Abstract − Analytical Sciences, 29(4), 417 (2013).

Hybridization of a Macroporous Sponge and Spherical Microporous Adsorbents for High Throughput Separation of Ionic Solutes
Takuya KUBO,* Koji YASUDA,** Yuichi TOMINAGA,** Ken HOSOYA,*** and Koji OTSUKA*
*Graduate School of Engineering, Kyoto University, Katsura, Nishikyo, Kyoto 615-8510, Japan
**Graduate School of Environmental Studies, Tohoku University, 6-6-20 Aoba, Aramaki, Aoba, Sendai 980-8579, Japan
***Graduate School of Life and Environmental Sciences, Kyoto Prefectural University, 1-5 Hangi-cho, Shimogamo, Sakyo, Kyoto 606-8522, Japan
Hybrid materials using a macroporous sponge and spherical microporous adsorbents have been developed for an effective rapid pretreatment of water samples. Various adsorbents, including methacrylate series, divinylbenzene (DVB), and graphite particles, were utilized for hybridization with a macroporous sponge consisting of polyethylene and polyvinyl acetate, EVA resin. Both the EVA resin and each of the particles were thermally blended at 150°C with water-soluble pore templates, pentaerythritol and poly (oxyethylene, oxypropylene) triol.

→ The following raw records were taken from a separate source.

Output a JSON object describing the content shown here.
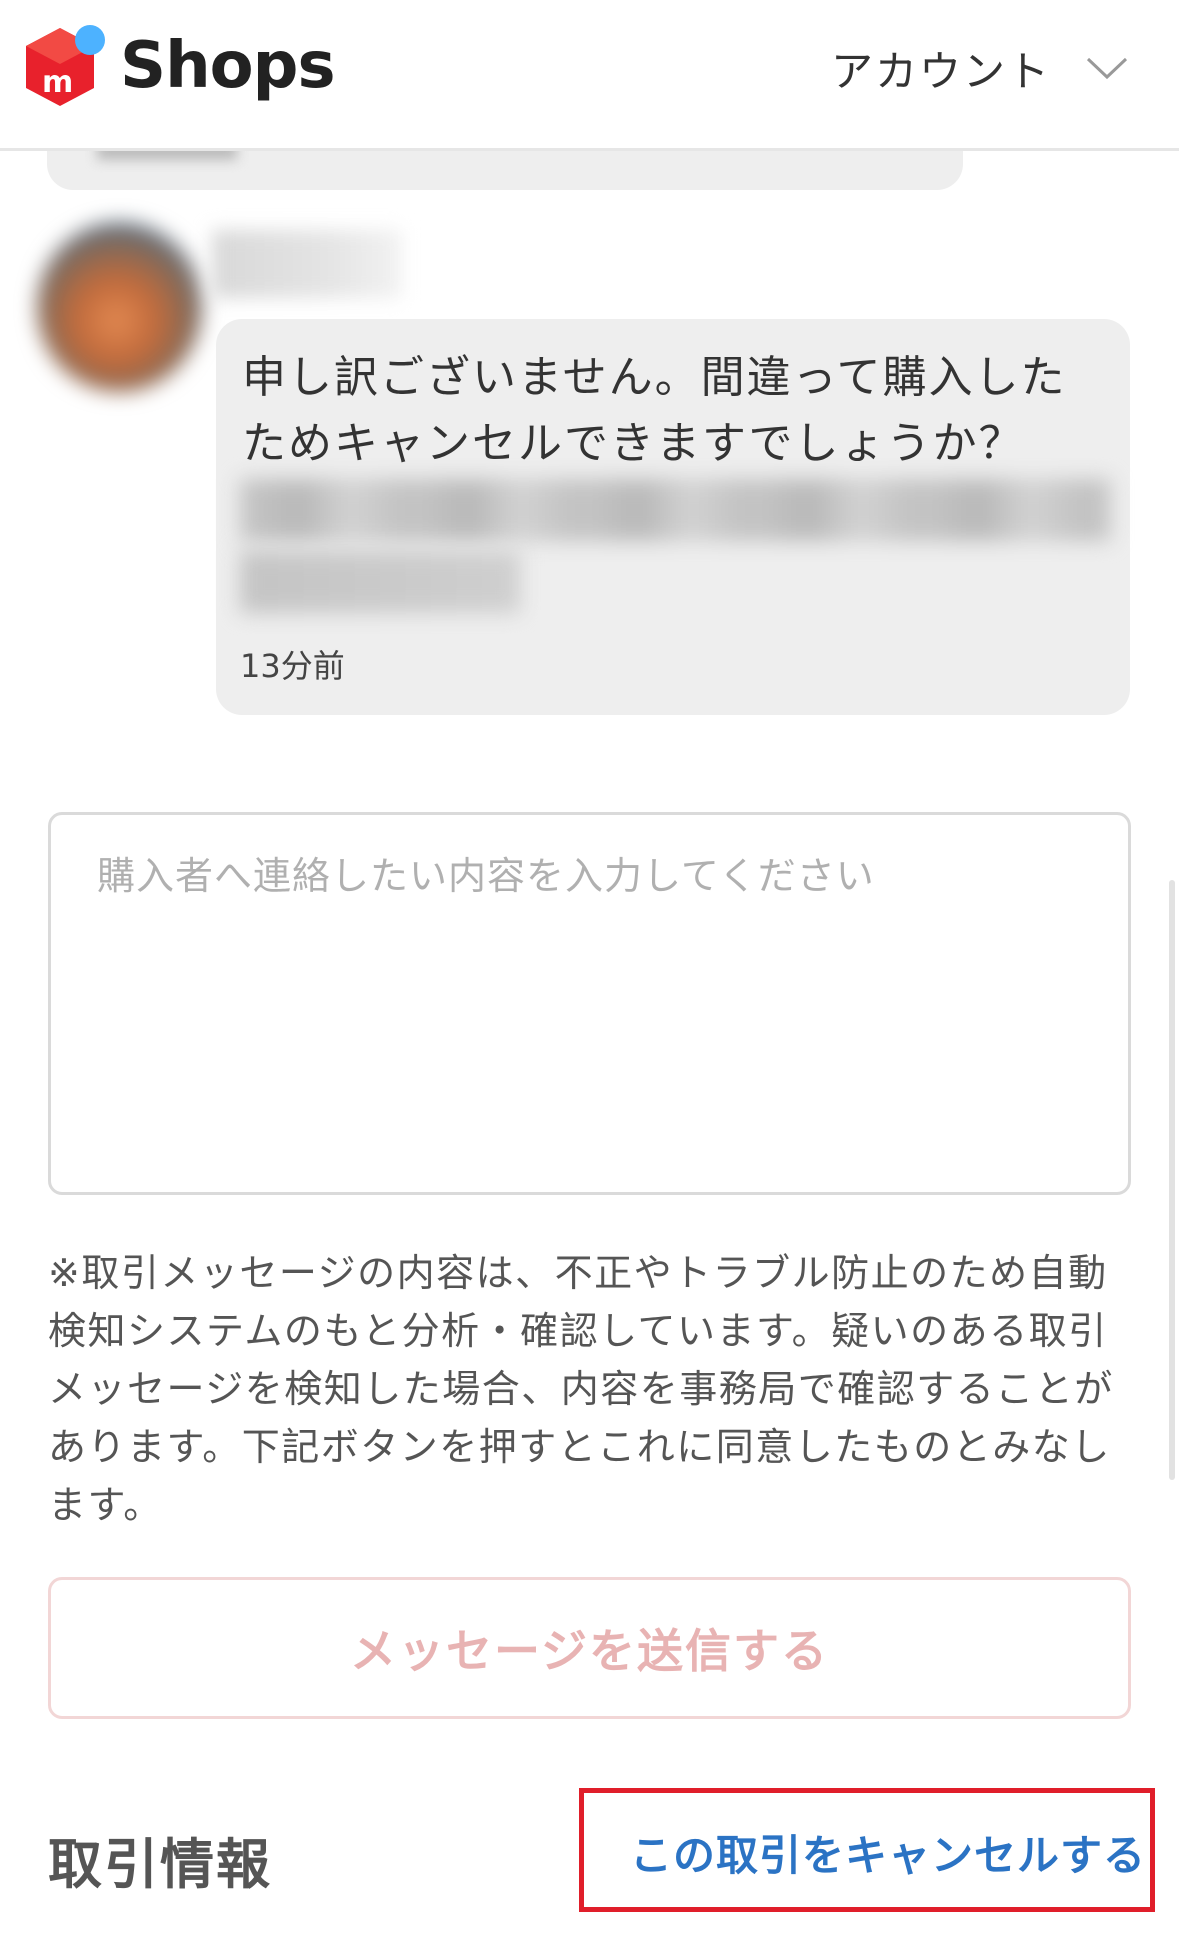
{
  "header": {
    "brand": "Shops",
    "account_label": "アカウント"
  },
  "message": {
    "text": "申し訳ございません。間違って購入したためキャンセルできますでしょうか？",
    "time": "13分前"
  },
  "composer": {
    "placeholder": "購入者へ連絡したい内容を入力してください",
    "value": ""
  },
  "notice": "※取引メッセージの内容は、不正やトラブル防止のため自動検知システムのもと分析・確認しています。疑いのある取引メッセージを検知した場合、内容を事務局で確認することがあります。下記ボタンを押すとこれに同意したものとみなします。",
  "send_button_label": "メッセージを送信する",
  "transaction": {
    "section_title": "取引情報",
    "cancel_label": "この取引をキャンセルする"
  },
  "colors": {
    "brand_red": "#e8212c",
    "brand_blue_dot": "#4db2ff",
    "link_blue": "#2b73c4",
    "send_disabled": "#e8b3b3",
    "highlight_red": "#e01e2a"
  }
}
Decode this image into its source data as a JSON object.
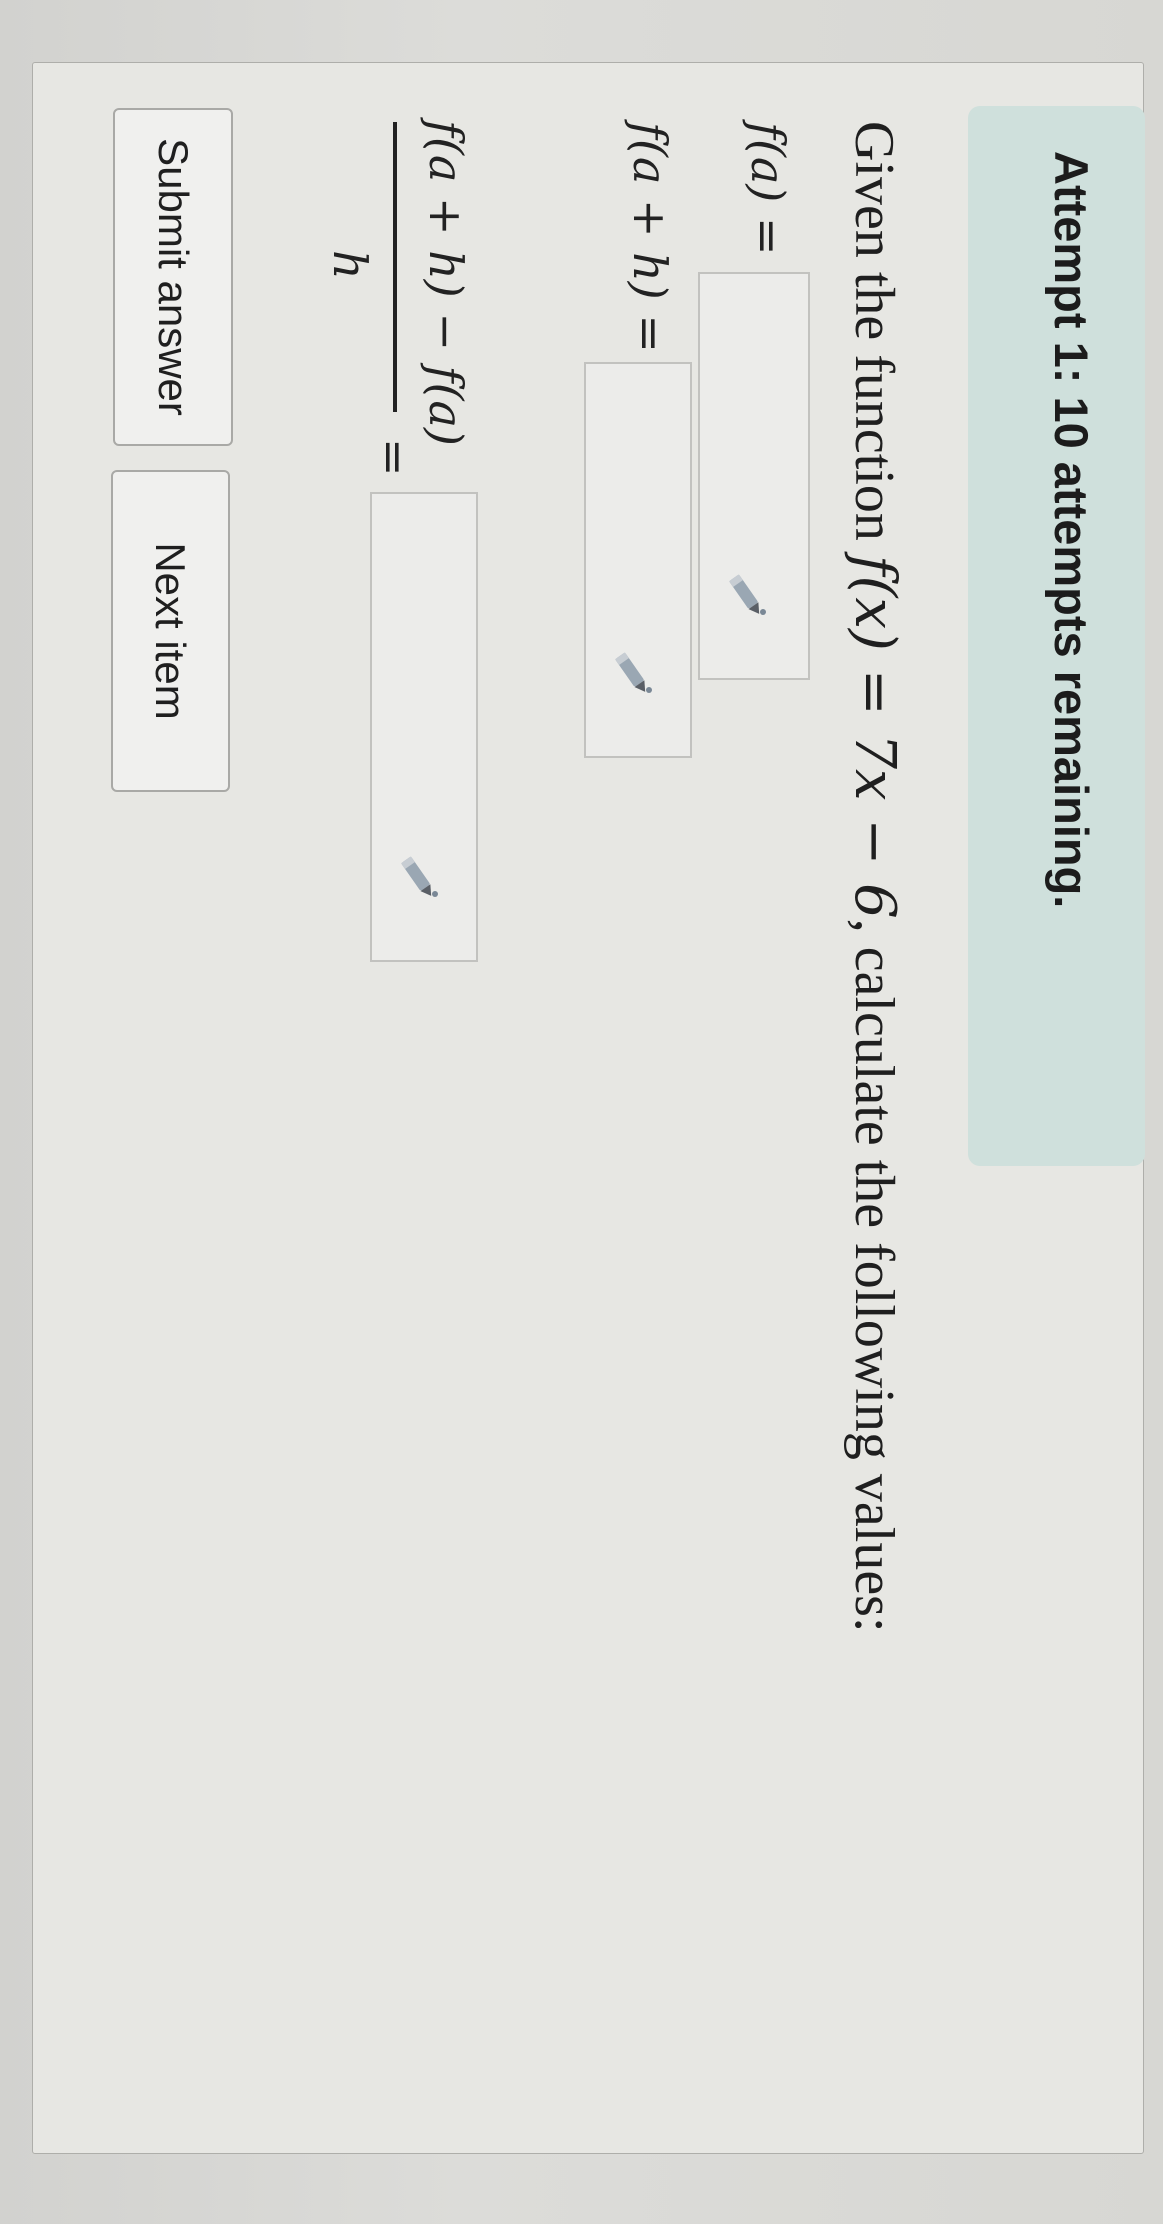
{
  "banner": {
    "text": "Attempt 1: 10 attempts remaining."
  },
  "question": {
    "prompt_before": "Given the function ",
    "function_expr": "f(x) = 7x − 6",
    "prompt_after": ", calculate the following values:"
  },
  "fields": {
    "f_a_label": "f(a) =",
    "f_a_plus_h_label": "f(a + h) =",
    "quotient_numerator": "f(a + h) − f(a)",
    "quotient_denominator": "h",
    "equals": "="
  },
  "icons": {
    "answer_input": "pencil-icon"
  },
  "buttons": {
    "submit": "Submit answer",
    "next": "Next item"
  },
  "colors": {
    "banner_bg": "#cfe0dc",
    "card_bg": "#e7e7e3"
  }
}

After molding as a columnar shape, the hybrid materials were observed by a scanning electron microscope both before and after washing with water/methanol sonication. Only methacrylate series could be effectively fixed onto the pore surface of sponge, whereas DVB and graphite particles were incorporated to the EVA matrix. We assume that the chemical interactions between EVA and adsorbents are very important for effective hybridization to fix the adsorbents onto the pore surface. Furthermore, we demonstrated the hybridization of ion-exchange resin and sponge for a high throughput purification of ionic compounds. The ion-exchangeable polymers prepared by methacrylic acid, 4-vinylpiridine, and p-styrene sulfonic acid with ethyleneglycol dimethacrylate could be fixed at a given ratio of “20, wt%”, and its effective adsorption based on the ion-exchange ability was observed under rapid elution (3 mL min−1).